If a field sharpener is what you want then get the full set of DMT dia-folds, you will have a hard time finding something better. Again start using that UF ceramic to finish your blades it is capable of producing insanely sharp edges and they will last longer. To keep your stones clean use this http://barkeepersfriend.com/BarKeepersFriend_powder.htm and here is a good place to get stones http://www.knifecenter.com/kc_new/s...eqCATE CODEdatarq=dmt&eqKEYWORDdatarq=diafold

I question your statement that the OP's tools are the problem. I can get a lasting edge on an axe using a smooth rock- what he has should be perfectly fine for sharpening. I'd look to technique, then to tools.
 
I question your statement that the OP's tools are the problem. I can get a lasting edge on an axe using a smooth rock- what he has should be perfectly fine for sharpening. I'd look to technique, then to tools.

Agreed. I've even touched up my edge on rusty pipes before. If it's abrasive and you can hold a consistent angle against it, you can sharpen with it. Technique is always always ALWAYS the most important factor.
 
If you are sharpening on one stone then its not a problem but if you are using many different stones including things that are not really sharpening stones how do you know what you are really doing to the edge. The OP spoke of having edge retention issues, using proper sharpening techniques and media could change this.
 
For the axes and machetes, all you need is a mill bastard file.
 
Indeed. Garden files seem almost purpose built for the task. I only use the DMT Diafold because I like my axes and machetes stupid sharp. :p For just plain old really sharp a file works great. :)
 
well i tried again today because my tools were due for it. and i got my axe very sharp i was cutting hairs with it. i got it very sharp just on the ace hardware stone but i polished it up by running my fine and ultra fine stones over it for plenty of time lets see how long it holds... machete is next for sharpening today and ill post how long it lasts becuase i dont use my axe very often at the moment. but what about my technique? if you say my technique is wrong id appreciate you going more in depth on that... what am i doing wrong in your opinion? but anyways.. i only use the file for the roughest of work i dont make my edge with it. i use a coarse stone i just think its overkill
 
I'm bad at holding a constant angle, and I tend to "dig" my blade into the stone or whatever I'm using when I do a "slicing" motion to sharpen it. try drawing the blade backwards like a stop on whatever you decide to use, I've had no problems since I've moved to that technique. It seems to take a little longer, but my results have been more consistent, and there seems to be more "feedback" when I hold the angle too high. You do however need to make sure you're not holding it too low, ie just grinding the shoulder.

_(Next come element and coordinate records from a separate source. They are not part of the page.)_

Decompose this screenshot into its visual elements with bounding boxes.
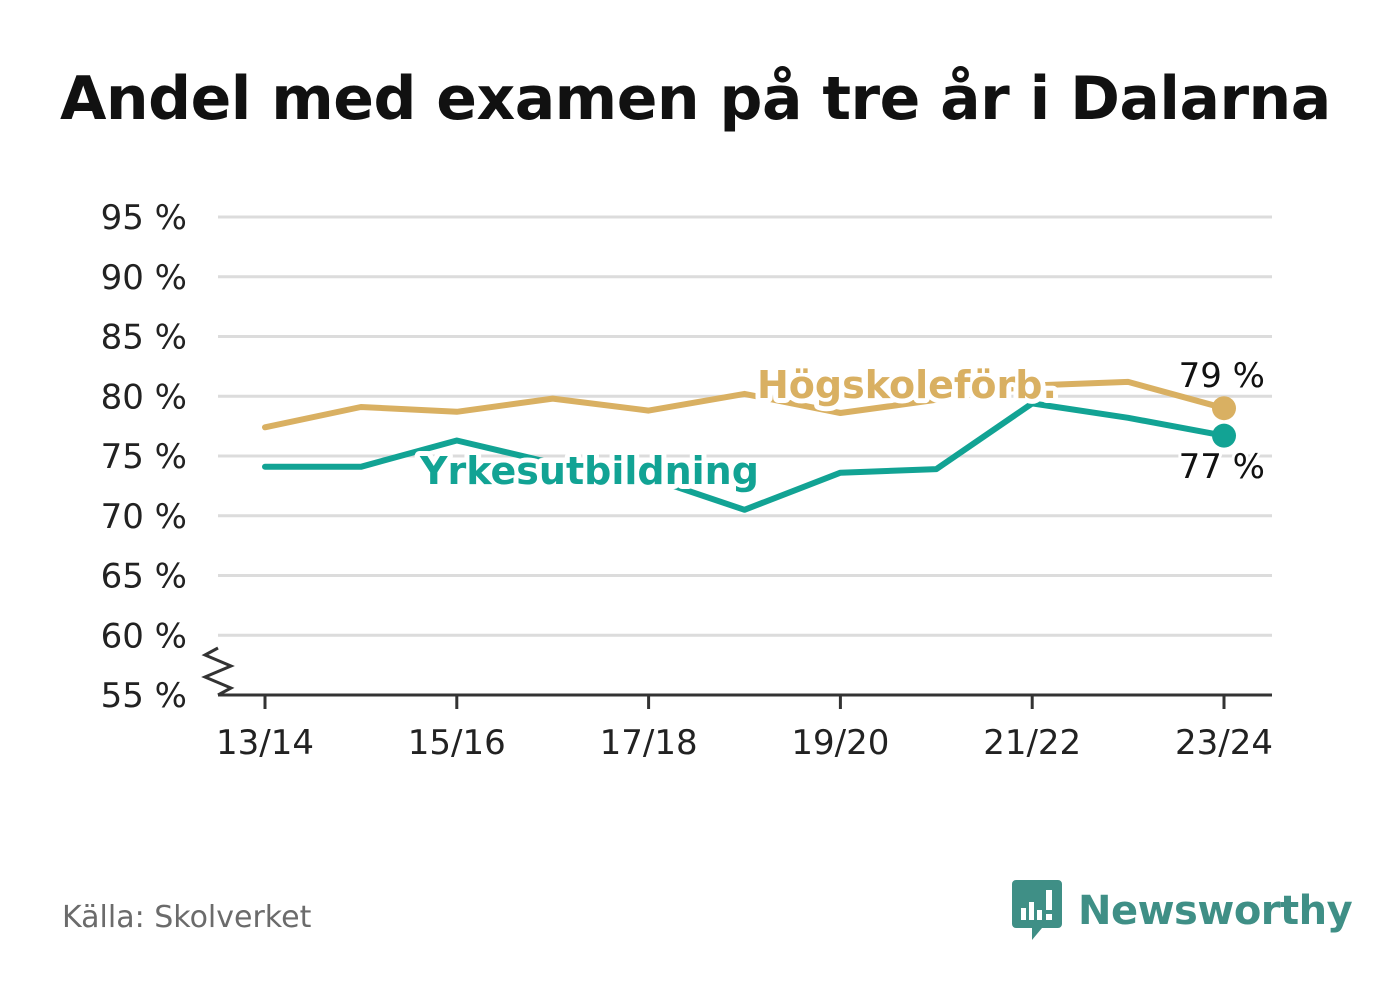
axis-break-icon: [201, 646, 235, 697]
series-line: [262, 400, 1227, 513]
series-lines: [262, 378, 1236, 513]
axes: 95 % 90 % 85 % 80 % 75 % 70 % 65 % 60 % 55 % 13/1…: [101, 198, 1273, 763]
y-tick-label: 65 %: [101, 557, 187, 597]
y-tick-label: 80 %: [101, 377, 187, 417]
y-tick-label: 90 %: [101, 258, 187, 298]
x-tick-label: 13/14: [216, 723, 314, 763]
y-tick-label: 60 %: [101, 616, 187, 656]
end-value-label: 77 %: [1179, 447, 1265, 487]
end-value-label: 79 %: [1179, 356, 1265, 396]
line-chart: 95 % 90 % 85 % 80 % 75 % 70 % 65 % 60 % 55 % 13/1…: [101, 198, 1273, 763]
x-tick-label: 19/20: [791, 723, 889, 763]
bar-chart-speech-bubble-icon: [1012, 880, 1062, 940]
brand-name: Newsworthy: [1078, 888, 1353, 934]
grid-lines: [218, 215, 1272, 637]
series-name-label: Yrkesutbildning: [419, 449, 759, 493]
y-tick-label: 55 %: [101, 676, 187, 716]
labels: Högskoleförb. Yrkesutbildning 79 % 77 %: [414, 353, 1268, 498]
y-tick-label: 75 %: [101, 437, 187, 477]
chart-title: Andel med examen på tre år i Dalarna: [60, 64, 1331, 134]
series-end-point: [1212, 396, 1236, 421]
y-tick-label: 85 %: [101, 318, 187, 358]
y-tick-label: 70 %: [101, 497, 187, 537]
x-tick-label: 23/24: [1175, 723, 1273, 763]
series-line: [262, 378, 1227, 431]
x-tick-label: 21/22: [983, 723, 1081, 763]
x-tick-label: 15/16: [408, 723, 506, 763]
brand-logo: Newsworthy: [1012, 880, 1353, 942]
source-note: Källa: Skolverket: [62, 900, 312, 935]
series-name-label: Högskoleförb.: [757, 363, 1057, 407]
series-end-point: [1212, 423, 1236, 448]
x-tick-label: 17/18: [600, 723, 698, 763]
y-tick-label: 95 %: [101, 198, 187, 238]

The traditional slicing motion has cause me to flatten a few edges when my angle was not correct, with the stropping motion, if I hold it too high a couple times, the damage is minimal, and recovering is easier.
 
by the time i was done sharpening the machete it was shaving hairs easily. i chopped a few coconuts with it (knife deflected and impacted the bottom board some) and i chopped some grass with it. its still sharp but it cannot shave at all anymore. and its really disappointing. the only possible thing i can think that i did wrong was not doing both sides evenly while honing it with the fine and uf stones. i work the blade on one side plenty then switch back and forth like 5 or 10 times then finally i did one stroke on each side for like 5 minutes. this does stress me out though... by the way. how long does your shaving edge last on your axes when using? do you have to sharpen frequently? if so there really is no point in it being that sharp its just wearing down the tool 20 times faster than necessary.